Diego Rivera, David Alfaro Siqueiros, and other major artists painted murals inside the Palacio de Bellas Artes on the upper floors. Outside atop the building’s grand dome, which looks like it was conceived by a 19th century architect way ahead of his time, is an eagle perched on a cactus eating a snake. Other flamboyant sculptures surround this bird. It was no surprise to me that this palace was among my Eyewitness Travel guide’s top ten Mexico City attractions. A seasonal venue for plays, opera, and concerts of all descriptions, it was offering only performances of the famous dance troupe while Ruth & I were there.
This troupe that keeps Mexican dance traditions alive, celebrates its 65th birthday this year.
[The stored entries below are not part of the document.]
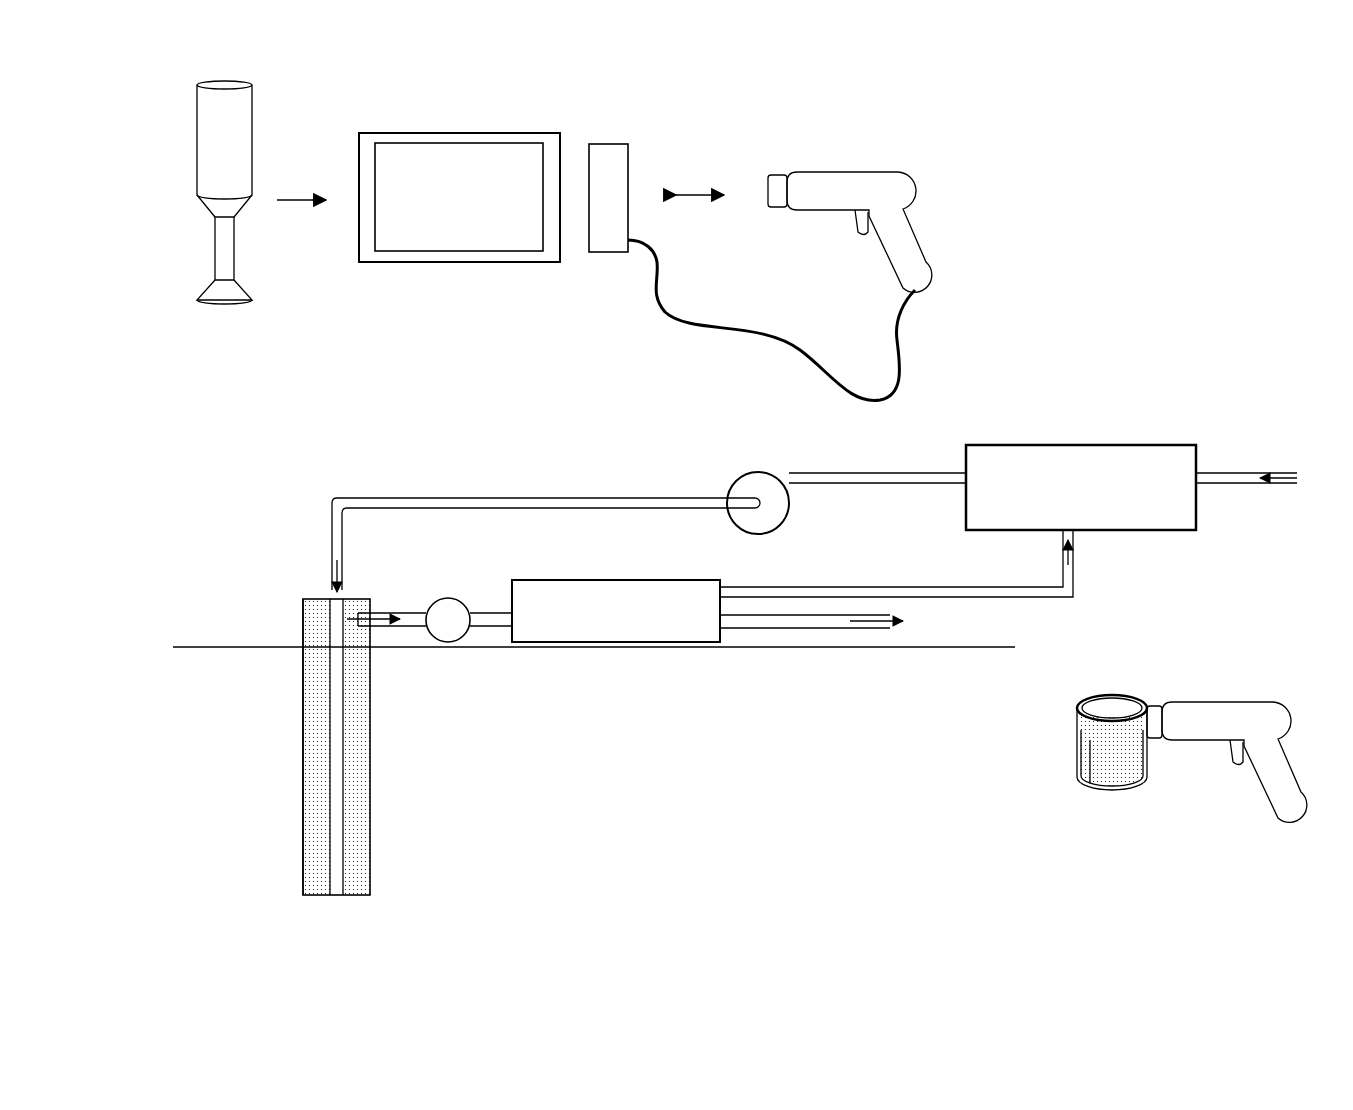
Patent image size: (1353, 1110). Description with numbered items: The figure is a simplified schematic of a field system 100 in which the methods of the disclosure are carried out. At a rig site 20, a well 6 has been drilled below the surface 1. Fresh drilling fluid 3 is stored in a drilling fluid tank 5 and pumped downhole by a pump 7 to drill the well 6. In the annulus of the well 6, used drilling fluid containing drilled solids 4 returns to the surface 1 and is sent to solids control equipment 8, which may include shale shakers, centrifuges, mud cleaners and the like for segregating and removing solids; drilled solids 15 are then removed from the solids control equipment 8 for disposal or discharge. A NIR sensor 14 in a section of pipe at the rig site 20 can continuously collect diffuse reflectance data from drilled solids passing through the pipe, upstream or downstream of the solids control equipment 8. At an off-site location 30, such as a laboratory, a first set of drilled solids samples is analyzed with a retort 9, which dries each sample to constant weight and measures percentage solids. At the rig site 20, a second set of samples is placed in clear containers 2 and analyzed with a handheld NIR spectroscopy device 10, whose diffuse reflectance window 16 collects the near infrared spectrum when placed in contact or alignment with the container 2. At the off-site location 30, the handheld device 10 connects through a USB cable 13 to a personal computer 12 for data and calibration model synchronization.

The field system 100 is at (1242, 138).
The off-site location 30 is at (406, 65).
The retort 9 is at (197, 175).
The personal computer 12 is at (531, 119).
The USB cable 13 is at (897, 345).
The handheld NIR spectroscopy device 10 is at (898, 172).
The diffuse reflectance window 16 is at (768, 190).
The rig site 20 is at (466, 457).
The pump 7 is at (750, 473).
The drilling fluid tank 5 is at (1081, 487).
The fresh drilling fluid 3 is at (1297, 478).
The solids control equipment 8 is at (616, 611).
The drilled solids 15 is at (833, 622).
The NIR sensor 14 is at (452, 598).
The surface 1 is at (196, 647).
The used drilling fluid containing drilled solids 4 is at (370, 733).
The well 6 is at (282, 781).
The clear container 2 is at (1102, 752).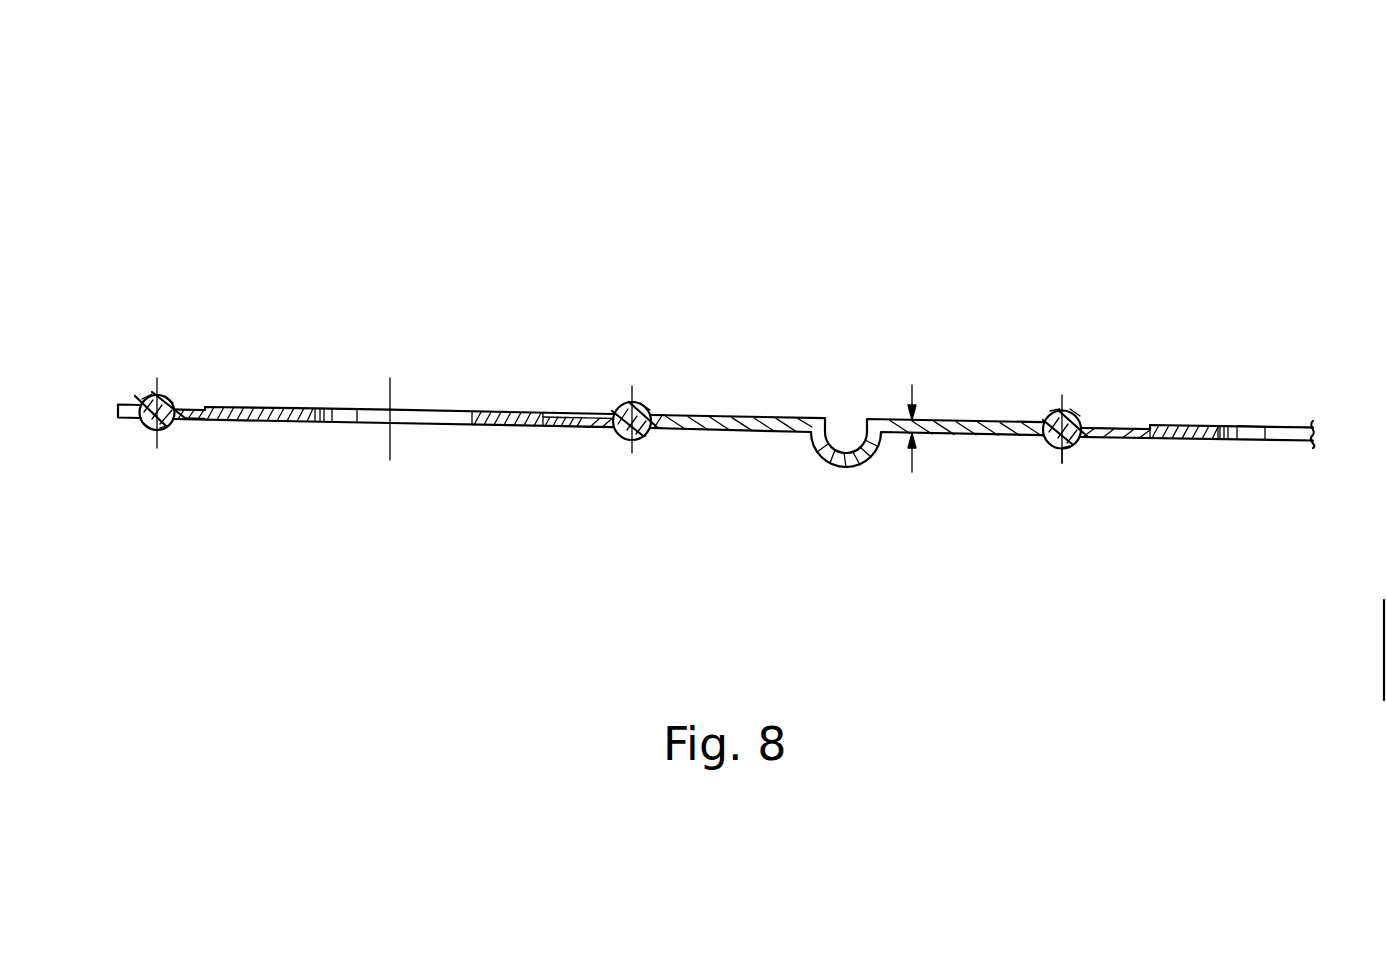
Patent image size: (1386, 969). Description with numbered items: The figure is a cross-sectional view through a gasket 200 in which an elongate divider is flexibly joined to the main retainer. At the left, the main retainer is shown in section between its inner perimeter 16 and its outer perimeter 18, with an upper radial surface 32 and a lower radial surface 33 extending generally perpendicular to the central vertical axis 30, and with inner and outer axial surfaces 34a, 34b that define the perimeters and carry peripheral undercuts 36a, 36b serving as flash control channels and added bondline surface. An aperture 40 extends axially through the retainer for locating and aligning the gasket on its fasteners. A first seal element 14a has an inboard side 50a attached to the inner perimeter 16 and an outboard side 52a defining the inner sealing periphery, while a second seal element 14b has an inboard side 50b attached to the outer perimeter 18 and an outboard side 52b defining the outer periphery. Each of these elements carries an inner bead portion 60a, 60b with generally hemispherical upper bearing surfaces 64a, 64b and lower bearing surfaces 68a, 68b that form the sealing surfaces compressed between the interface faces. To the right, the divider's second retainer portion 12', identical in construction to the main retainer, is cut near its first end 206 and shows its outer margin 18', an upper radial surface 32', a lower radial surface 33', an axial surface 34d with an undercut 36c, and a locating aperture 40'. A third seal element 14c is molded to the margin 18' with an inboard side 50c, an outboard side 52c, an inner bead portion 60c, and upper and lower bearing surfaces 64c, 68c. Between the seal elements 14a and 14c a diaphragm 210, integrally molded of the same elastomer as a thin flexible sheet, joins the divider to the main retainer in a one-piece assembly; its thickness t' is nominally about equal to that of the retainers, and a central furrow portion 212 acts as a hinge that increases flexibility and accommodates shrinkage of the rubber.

The gasket 200 is at (1035, 107).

In 1952 choreographer Amalia Hernandez formed his own dance company to promote all forms of Mexican folk dancing. It became an international success with performances in Canada, Cuba, the United States, etc., and it’s still going strong. This month it is only performing in Mexico City and Acapulco. A nearly 3 hour show is on the Palace’s vast stage every Wednesday evening at 8:30 and twice on Sundays. Shows include dance solos, mariachi musicians, and colorfully dressed dancers in several numbers that include many familiar Mexican songs. Since 2009 Ballet Folklórico has put on a spectacular Christmas show. Ruth & I were truly wowed by both this entertaining, swirling extravaganza and the venue.